Britain is in a tizzy. Brexit was a long divorce process, where Europe tried to hang on to the relationship but within two weeks of the breakup became an angry, jilted lover. The United Kingdom left with a final French kiss and packed up some sauerkrauts from the now-sour krauts. Europe screamed, “I hate you! Don’t leave me! J’adore!” before playing Gloria Gaynor. “Go on now go, walk out ze door!”
Lady Europe was out for revenge. She couldn’t bear us becoming hot, single and ready to mingle. (Maybe “hot” is an exaggeration. It happened amidst an English winter, with its miserable permacloud. We should have taken the Spanish sunshine.)
Our ex, the buxom Madam Europe, tried to lure us back, but we were already flirting with America. We didn’t care if it meant jumping into the White House bed with Trump or Biden, as long as we could rest our head on the pillow for sweet American dreams, enjoy bottomless cups of coffee, plentiful supplies of Coke (or Pepsi) and have a nice place to dunk our donuts.
Meanwhile, back in Europe, Brexit immediately morphed into a disagreement over COVID-19 vaccines. Britain rapidly produced Oxford AstraZeneca vaccines and paid for 3.5 million doses of the Pfizer vaccine from a factory in Belgium several months before the European Union ordered its own supply. European plants were slow in producing the AstraZeneca vaccines and even slower placing orders from Pfizer. The E.U. moved with the speed of an ocean liner compared to Britain’s speedboat, which raced ahead. England isn’t usually this competent.

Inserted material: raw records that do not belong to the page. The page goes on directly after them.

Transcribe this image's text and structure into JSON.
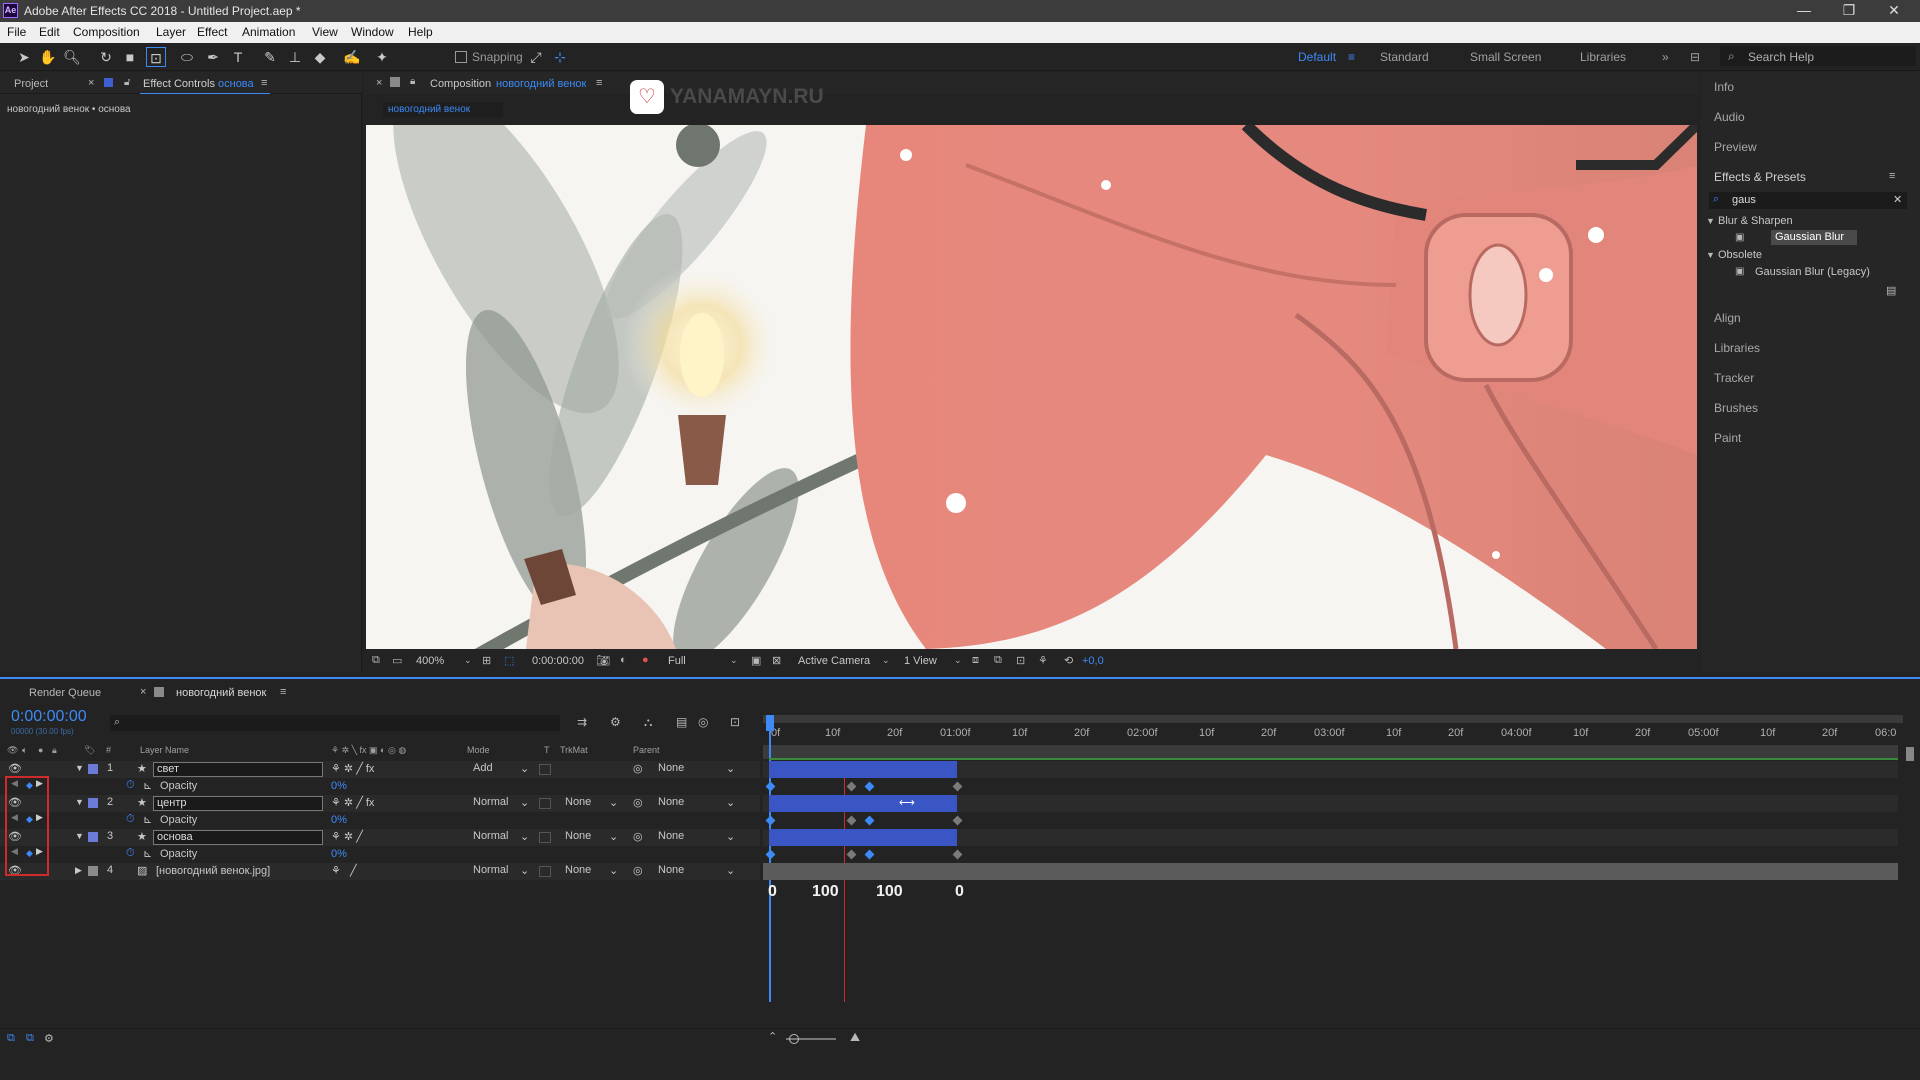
{
  "window": {
    "title": "Adobe After Effects CC 2018 - Untitled Project.aep *",
    "app_icon": "Ae"
  },
  "menu": [
    "File",
    "Edit",
    "Composition",
    "Layer",
    "Effect",
    "Animation",
    "View",
    "Window",
    "Help"
  ],
  "toolbar": {
    "snapping": "Snapping",
    "workspaces": [
      "Default",
      "Standard",
      "Small Screen",
      "Libraries"
    ],
    "search_help": "Search Help"
  },
  "left": {
    "tab_project": "Project",
    "tab_effect_controls": "Effect Controls",
    "effect_controls_layer": "основа",
    "breadcrumb": "новогодний венок • основа"
  },
  "comp": {
    "tab_label": "Composition",
    "comp_name": "новогодний венок",
    "subtab": "новогодний венок",
    "watermark": "YANAMAYN.RU",
    "zoom": "400%",
    "timecode": "0:00:00:00",
    "resolution": "Full",
    "camera": "Active Camera",
    "views": "1 View",
    "exposure": "+0,0"
  },
  "right": {
    "info": "Info",
    "audio": "Audio",
    "preview": "Preview",
    "effects_presets": "Effects & Presets",
    "search_value": "gaus",
    "cat1": "Blur & Sharpen",
    "item1": "Gaussian Blur",
    "cat2": "Obsolete",
    "item2": "Gaussian Blur (Legacy)",
    "align": "Align",
    "libraries": "Libraries",
    "tracker": "Tracker",
    "brushes": "Brushes",
    "paint": "Paint"
  },
  "timeline": {
    "tab_render": "Render Queue",
    "tab_comp": "новогодний венок",
    "timecode": "0:00:00:00",
    "fps": "00000 (30.00 fps)",
    "headers": {
      "hash": "#",
      "layer_name": "Layer Name",
      "mode": "Mode",
      "t": "T",
      "trkmat": "TrkMat",
      "parent": "Parent"
    },
    "ruler": [
      "0f",
      "10f",
      "20f",
      "01:00f",
      "10f",
      "20f",
      "02:00f",
      "10f",
      "20f",
      "03:00f",
      "10f",
      "20f",
      "04:00f",
      "10f",
      "20f",
      "05:00f",
      "10f",
      "20f",
      "06:0"
    ],
    "layers": [
      {
        "num": "1",
        "name": "свет",
        "mode": "Add",
        "trkmat": "",
        "parent": "None",
        "prop": "Opacity",
        "prop_val": "0%"
      },
      {
        "num": "2",
        "name": "центр",
        "mode": "Normal",
        "trkmat": "None",
        "parent": "None",
        "prop": "Opacity",
        "prop_val": "0%"
      },
      {
        "num": "3",
        "name": "основа",
        "mode": "Normal",
        "trkmat": "None",
        "parent": "None",
        "prop": "Opacity",
        "prop_val": "0%"
      },
      {
        "num": "4",
        "name": "[новогодний венок.jpg]",
        "mode": "Normal",
        "trkmat": "None",
        "parent": "None"
      }
    ],
    "annotations": [
      "0",
      "100",
      "100",
      "0"
    ]
  },
  "colors": {
    "accent": "#3d8af7",
    "bar": "#3a56c5",
    "label": "#6c7bd8",
    "playhead": "#d02a2a"
  }
}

This divergence has poured oil on the bonfire of an ugly divorce. Dr. Peter Liese, a senior member of the European Parliament (MEP) from German Chancellor Angela Merkel’s ruling party, wanted to stop the British-bound vaccine exports from Belgium, threatened Britain with a trade war, and said “the UK better think twice” and that “if we see Europe is not treated well, not by the United States and not by the UK, then we have to show our weapons…you will suffer for this.”
Germany threatening Britain and attempting to control another nation? This was a major factor when many, many residents of Great Britain voted to leave the union. British sovereignty is central to our national identity, and the Germans tried to dominate us twice last century.
The lead up to the Brexit vote in June 2016 was a time of inner conflict. Most of my close friends were “remainers,” voting to stay within the European Union. They saw post-EU Britain becoming an economic wasteland, unable to survive outside of the alliance. Yet Britain’s exit was like a sudden weight loss, a winner of “The Biggest Loser,” shedding the flab of European legislative red tape that demands decisions are made by its 27 member states, a process that takes time, effort and bags full of wasted Euros.
The vote happened, “remainers” lost, and the British message to the mainland was a polite auf widersehn et vaffanculo.
But the only way to prevent the United Kingdom from receiving its vaccines — apart from violating a treaty — would be to draw a hard border between European member state Eire (the southern half of the country of Ireland) and Northern Ireland, which is part of the United Kingdom. Keeping Ireland borderless was an essential part of the Brexit agreement since many years of Irish border unrest finally ended with the Good Friday Agreement of 1998. For the most part, peace reigns, and every day since then has been St. Patrick’s Day, although you may have to switch euros for pounds if you drive across the border to stock up Guinness.
Sometimes, a jilted lover acknowledges that the relationship was just not meant to be. We like German MEP Dr. Gunmar Beck, who saw the foolishness of his college Dr Liese and acknowledged “how you Brits must be breathing a sigh of relief that your lives are no longer run by bungling European bureaucrats.” What a nice man. The Inuits have 50 words for snow; Jews have 27 words for complaining; Germans have 12 types of sausage. We must invite him over for some schnapps, bratwurst and a little wiener schnitzel.
Sometimes, a jilted lover acknowledges that the relationship was just not meant to be.
French President Macron claimed on January 29 that the Oxford AstraZeneca vaccine is “quasi-ineffective” for elderly people. He sounded quasi-bitter about European’s vaccine headache. I wasn’t thrilled either. My 76-year-old father had just received his first AstraZeneca jab, and then he received this second jab from Macron, who may have just been preparing a marketing push for the French-based Sanofi vaccine, which has yet to be approved.
Fortunately, European Commission President Ursula von der Leyen ditched the whole thing and apologized to Boris Johnson. Apology accepted. When this is over, let’s all meet on the Irish border and have an international whiskey tasting along with a good old-fashioned bar fight.